United States ex rel. Bronzell v. Rundle

294 F. Supp. 1338 | E.D. Pa. | 1968

MEMORANDUM OPINION

WEINER, District Judge.

In this petition for a writ of habeas corpus the pivotal issue is whether the relator was prejudiced by a conflict of interest created by the representation of multiple defendants by the same attorney.

The record establishes that relator and two accomplices were indicted for aggravated robberies, aggravated assault and battery, carrying concealed deadly weapons and conspiracy. The office of the Public Defender was designated to represent the defendants. Verdicts of guilty were entered against all defendants, on which sentences were subsequently imposed. Alleging that he was not advised of his right to appeal, the relator filed a petition under “Post-Conviction Hearing Act”. He was granted leave to file motions for new trial nunc pro tunc and arrest of judgment. The issue of prejudicial conflict of interest was decided against relator in the Court of Quarter Sessions and Ap*1339pellate Courts.1 To the extent that this essentially factual question will be determinative of the issue presented, a discussion of the evidence adduced at trial becomes relevant. In reading the testimony we find that the relator, as well as his co-defendants denied any implication in the crimes with which they were charged. Obviously, at this point in the proceedings there was not a conflict of interest. Relator’s contention is that at the time of sentence a conflict of interest arose. He argues that as he and his co-defendants had different prior criminal records that counsel then had to make a choice in pleading for each of them and this burden resulted in such ineffective and improper representation resulting in basic and fundamental error. Our further review of the testimony leads us to the conclusion that relator’s allegation is without foundation. We find that counsel exerted equal effort on behalf of all defendants.

As the Court observed in United States v. Berriel, 371 F.2d 587 (6th Cir. 1967):

“Such an assignment [a single attorney for co-defendants] is not, in itself, a denial of effective assistance of counsel. Since Glasser v. United States, 315 U.S. 60, 62 S.Ct. 457, 86 L.Ed. 680 (1942), it has been clear that some conflict of interest must be shown before an appellant can successfully claim that representation by an attorney also engaged by another defendant deprived him of his right to counsel”.

Underlying our decision is the firm conviction that the record fails to reveal any facts from which we could find the existence of a possible conflict of interest. Relator alleges only the bare fact of multiple representation.

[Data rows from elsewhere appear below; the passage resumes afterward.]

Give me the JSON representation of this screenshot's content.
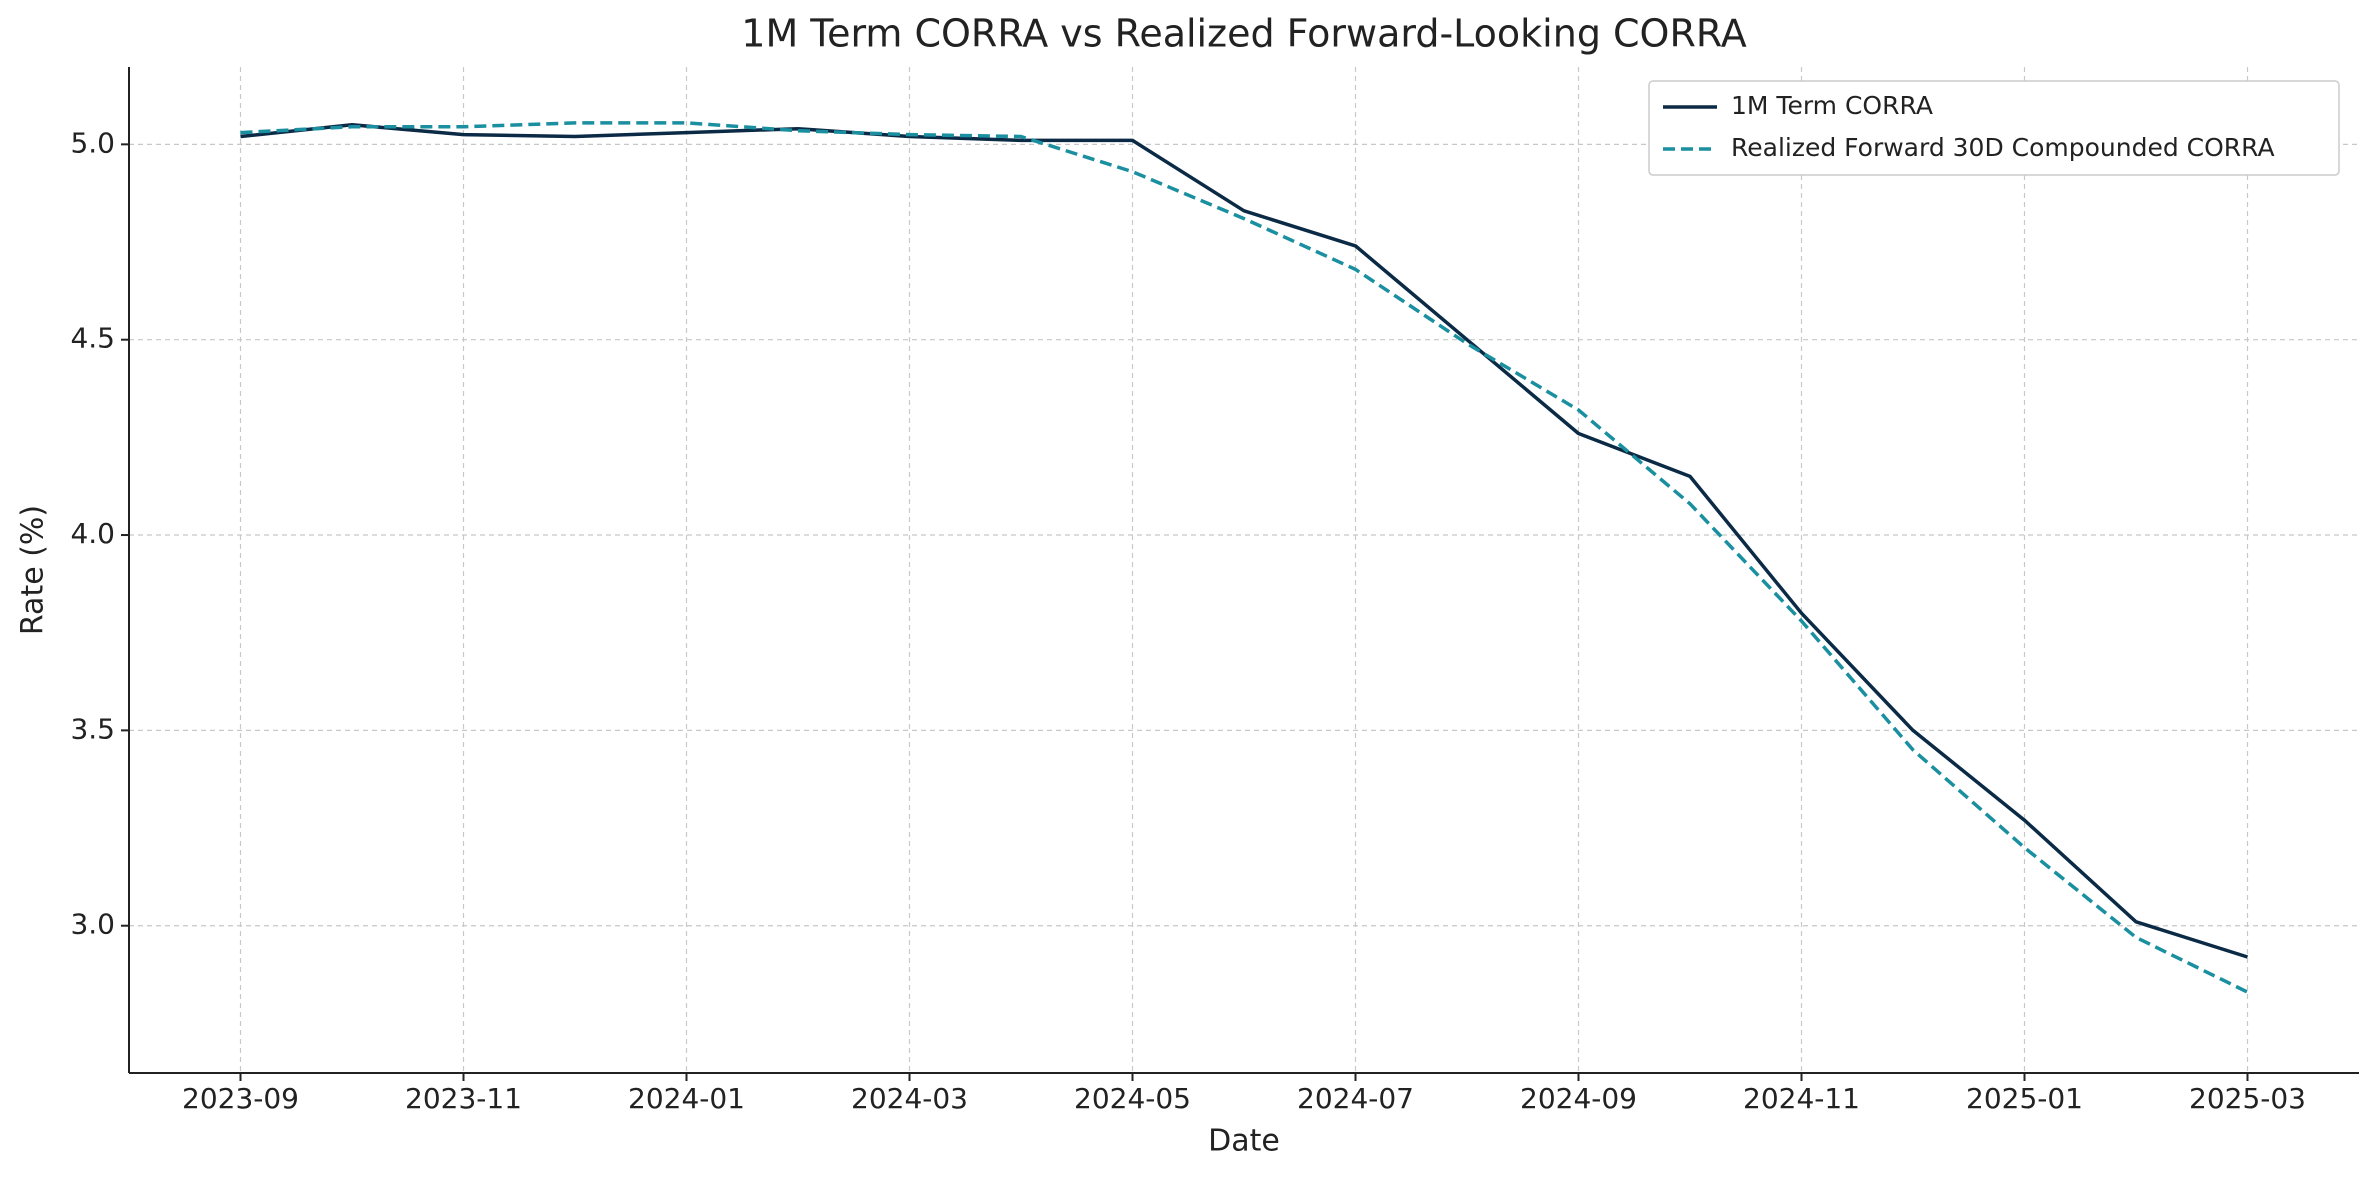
{
  "chart_data": {
    "type": "line",
    "title": "1M Term CORRA vs Realized Forward-Looking CORRA",
    "x_label": "Date",
    "y_label": "Rate (%)",
    "x": [
      "2023-09",
      "2023-10",
      "2023-11",
      "2023-12",
      "2024-01",
      "2024-02",
      "2024-03",
      "2024-04",
      "2024-05",
      "2024-06",
      "2024-07",
      "2024-08",
      "2024-09",
      "2024-10",
      "2024-11",
      "2024-12",
      "2025-01",
      "2025-02",
      "2025-03"
    ],
    "series": [
      {
        "name": "1M Term CORRA",
        "color": "#0b2a45",
        "dash": false,
        "values": [
          5.02,
          5.05,
          5.025,
          5.02,
          5.03,
          5.04,
          5.02,
          5.01,
          5.01,
          4.83,
          4.74,
          4.5,
          4.26,
          4.15,
          3.8,
          3.5,
          3.27,
          3.01,
          2.92
        ]
      },
      {
        "name": "Realized Forward 30D Compounded CORRA",
        "color": "#1a8fa0",
        "dash": true,
        "values": [
          5.03,
          5.045,
          5.045,
          5.055,
          5.055,
          5.035,
          5.025,
          5.02,
          4.93,
          4.81,
          4.68,
          4.49,
          4.32,
          4.08,
          3.78,
          3.45,
          3.2,
          2.97,
          2.83
        ]
      }
    ],
    "xlim": [
      "2023-08",
      "2025-04"
    ],
    "xticks": [
      "2023-09",
      "2023-11",
      "2024-01",
      "2024-03",
      "2024-05",
      "2024-07",
      "2024-09",
      "2024-11",
      "2025-01",
      "2025-03"
    ],
    "ylim": [
      2.623,
      5.198
    ],
    "yticks": [
      {
        "value": 3,
        "label": "3.0"
      },
      {
        "value": 3.5,
        "label": "3.5"
      },
      {
        "value": 4,
        "label": "4.0"
      },
      {
        "value": 4.5,
        "label": "4.5"
      },
      {
        "value": 5,
        "label": "5.0"
      }
    ],
    "grid": true,
    "legend": "upper right"
  }
}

We have carefully considered the relator’s remaining contentions and we deem them lacking in merit. When his case was called for trial a motion for a continuance was made and after hearing reasons assigned in support thereof the trial judge denied the motion. Relator in substance argues that the denial was so arbitrary as to violate due process. The facts defeat his argument. The testimony discloses that the arrest was made on February 16, 1962. The case was first listed for trial on April 25, 1962 and continued to give counsel an adequate opportunity to prepare for trial. Relisted on May 16, 1962, the contentious motion was again made at which time it was denied. In our opinion the decision of the trial judge was well within his range of discretion. It is well settled that a denial of a continuance is within the discretion of the trial court. Ray v. United States, 352 F.2d 521 (5th Cir. 1965), Butler v. United States, 351 F.2d 14 (8th Cir. 1965), cert. denied, 383 U.S. 909, 86 S.Ct. 892, 15 L.Ed.2d 664 (1966) and it is only when the denial of a continuance is so arbitrary as to violate due process that it could be held to be erroneous. United States v. Jones, 369 F.2d 217 (7th Cir. 1966).

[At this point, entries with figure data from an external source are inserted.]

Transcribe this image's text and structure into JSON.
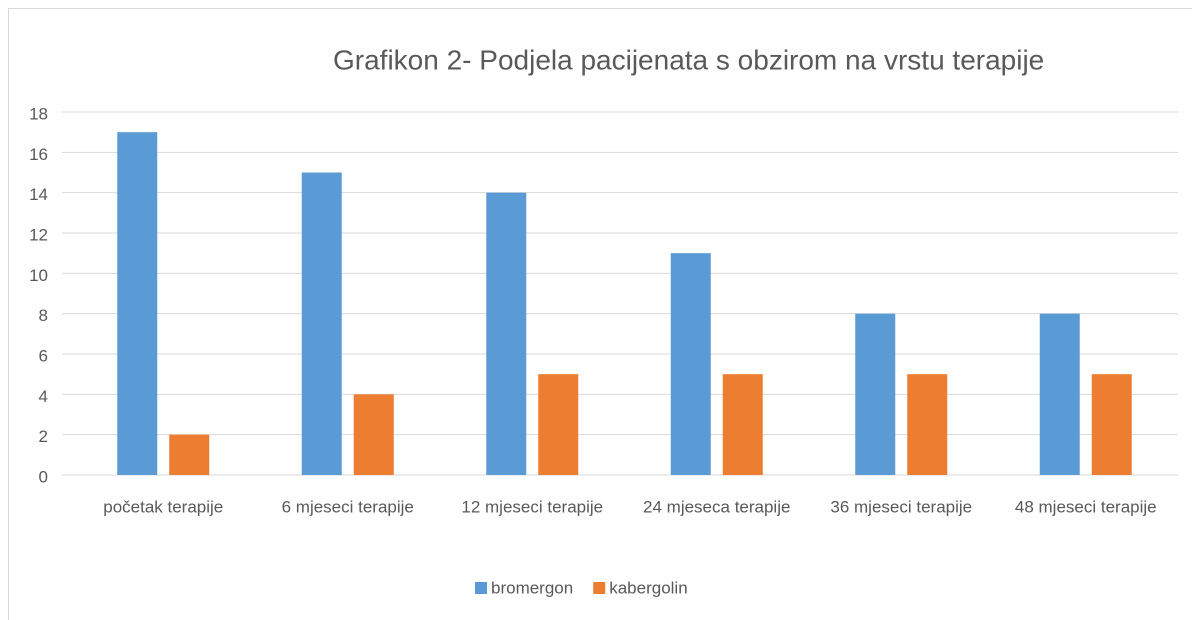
{
  "chart_data": {
    "type": "bar",
    "title": "Grafikon 2- Podjela pacijenata s obzirom na vrstu terapije",
    "categories": [
      "početak terapije",
      "6 mjeseci terapije",
      "12 mjeseci terapije",
      "24 mjeseca terapije",
      "36 mjeseci terapije",
      "48 mjeseci terapije"
    ],
    "series": [
      {
        "name": "bromergon",
        "color": "#5b9bd5",
        "values": [
          17,
          15,
          14,
          11,
          8,
          8
        ]
      },
      {
        "name": "kabergolin",
        "color": "#ed7d31",
        "values": [
          2,
          4,
          5,
          5,
          5,
          5
        ]
      }
    ],
    "ylim": [
      0,
      18
    ],
    "yticks": [
      0,
      2,
      4,
      6,
      8,
      10,
      12,
      14,
      16,
      18
    ],
    "grid": true,
    "legend": "bottom"
  }
}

We also reject relator’s contention that his counsel was incompetent. We conclude that his attorney exercised the skill and judgment required of a lawyer in defense of his client. A conviction will not be set aside for ineffective representation of counsel unless the service of counsel was of such caliber as to amount to a farce or mockery of justice. Grove v. Wilson, 368 F.2d 414 (9th Cir. 1966); see also, cases cited in Com. ex rel. Crosby v. Rundle, 415 Pa. 81, 87, 202 A.2d 299 (1964).

ORDER

Relator’s petition for a writ of habeas corpus will be denied without prejudice.

We certify probable cause for appeal. It is so ordered.

. Commonwealth v. Bronzell, 211 Pa.Super. 758, 237 A.2d 854 (filed Feb. 13, 1968), allocatur denied, (July 10, 1968).